There have also been more enduring factors at play in internationalizing the RMB. Hong Kong’s RMB savings or deposit reached 550 billion yuan at the end of June 2011. The Hong Kong–based banking industry has lobbied Beijing heavily to open more investment windows. These business interests worked hard to convince Beijing that the expected risks in allowing Hong Kong’s RMB saving back into the mainland’s capital markets could be managed, and that the time was right to further expand the role of Hong Kong as an RMB offshore centre, and to help the yuan become one of the major reserve currencies.

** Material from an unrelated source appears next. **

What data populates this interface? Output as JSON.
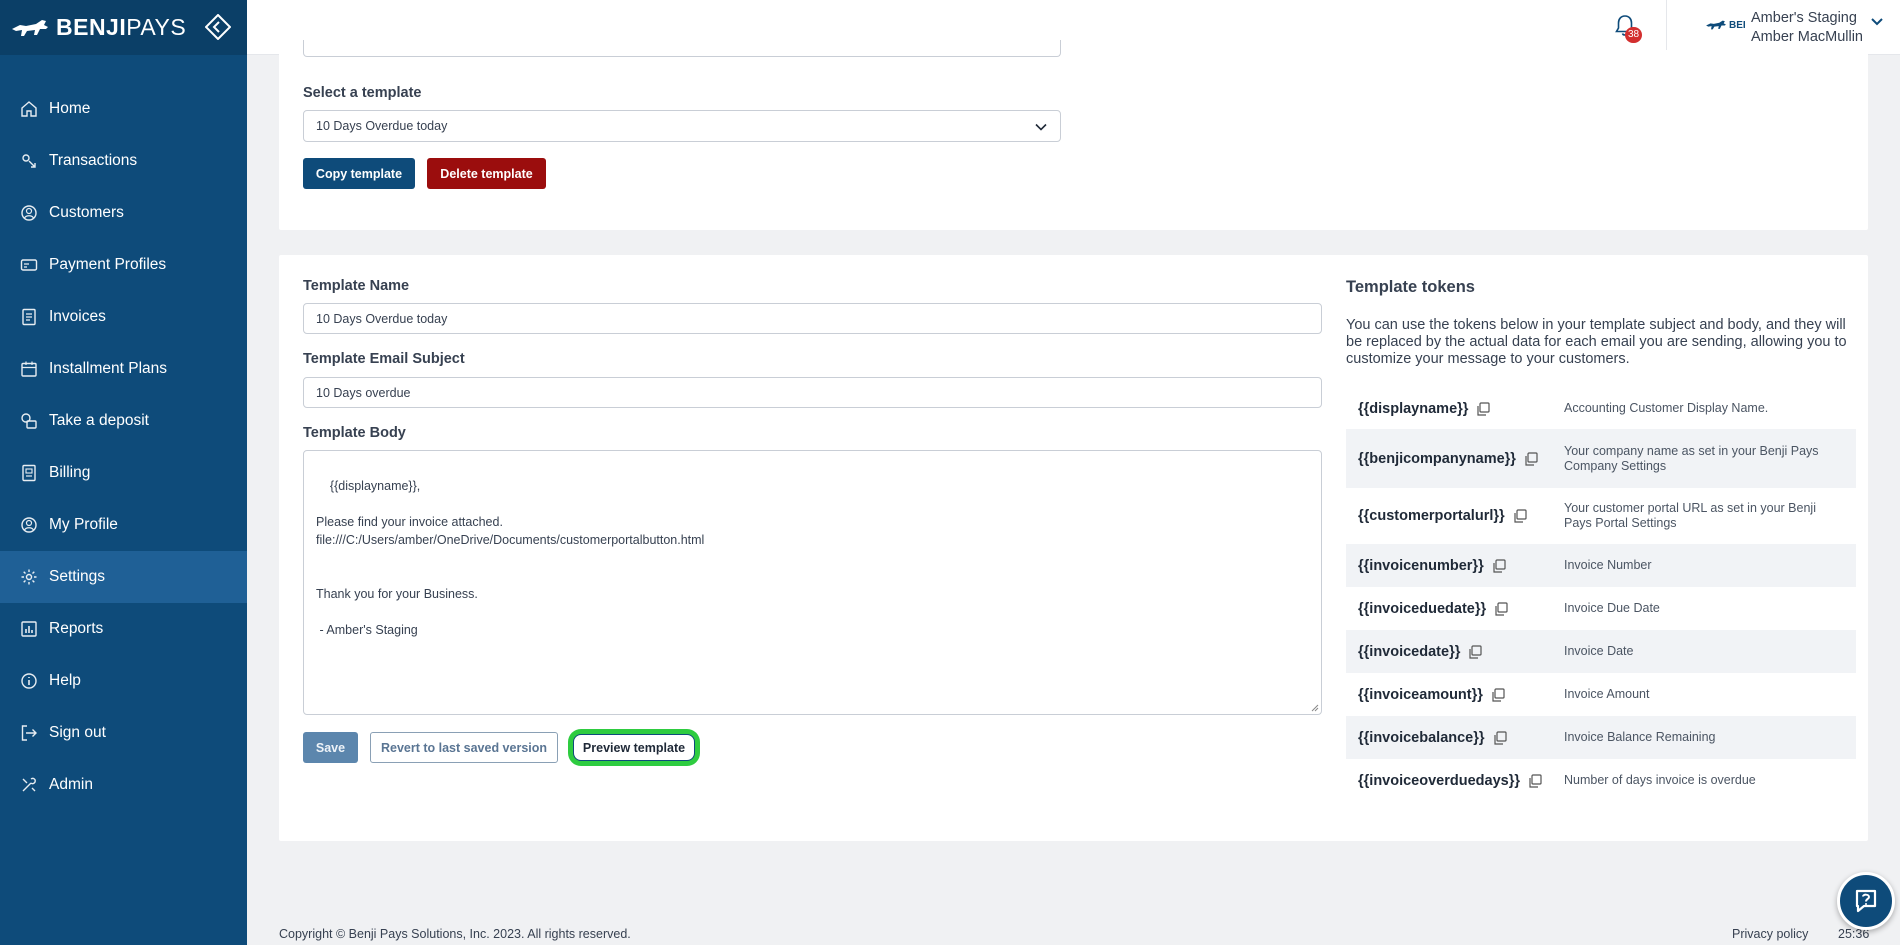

The cultivation of Hong Kong as an offshore RMB centre was already written into China’s twelfth five-year plan. Vice Premier Li’s announcements on RQFII were another clear endorsement of Hong Kong’s proposals.
Other considerations have also been part of the mix of factors. For example, numerous mainland companies have sold shares in both A-share and H-share markets. But A shares and H shares are priced differently, even for the stock of the same company. Overcoming the difference in pricing for shares of the same companies — and thus reducing capital market fragmentation — is also cited as a reason to further integrate capital markets.
Now, the worsening sovereign debt crises in the EU and the US are further adding to the internal Chinese financial market integration arguments. In recent months, the RMB exchange rate has appreciated faster than before and among the public, consensus is now emerging that the conditions are right for China to grasp the chance to push forward the RMB as the third reserve currency in the global economy, joining the US dollar and the euro.
Despite the growing pressure to internationalize, Beijing will most likely continue taking a careful approach to internationalizing the RMB. The RMB20 billion quota assigned to Hong Kong investors is evidence of such caution.
Given the entire set of considerations, it is clear that prudence is justified. Internationalizing the RMB requires China to fundamentally restructure its system of capital controls and the existing foreign exchange regime, to allow for greater capital account convertibility, marketize interest rates, and further open domestic financial markets. Only through such restructuring, opening and integration will China be able to increase the attractiveness of holding RMB assets for international investors.
What this suggests is that while the RMB may be able to gradually join the dollar and the euro as a reserve currency option in the near future, it will still be a while before it can compete with the US dollar, or even the euro, as an alternative reserve currency.
Wang Yong is a professor in the School of International Studies at Peking University, and one of China's leading scholars of international political economy. His recent publications include “Debating the International Currency System: What’s in a Speech?” in China Security (Vol. 6, No. 1, 2010) and “China Debates: The Dollar System and Beyond” in Beyond the Dollar: Rethinking the International Monetary System (Chatham House Policy Report, March 2010). Both pieces are co-authored with Gregory Chin, chair of the China Research Group at CIGI.
Wang Yong was a visiting researcher at CIGI during August 2011.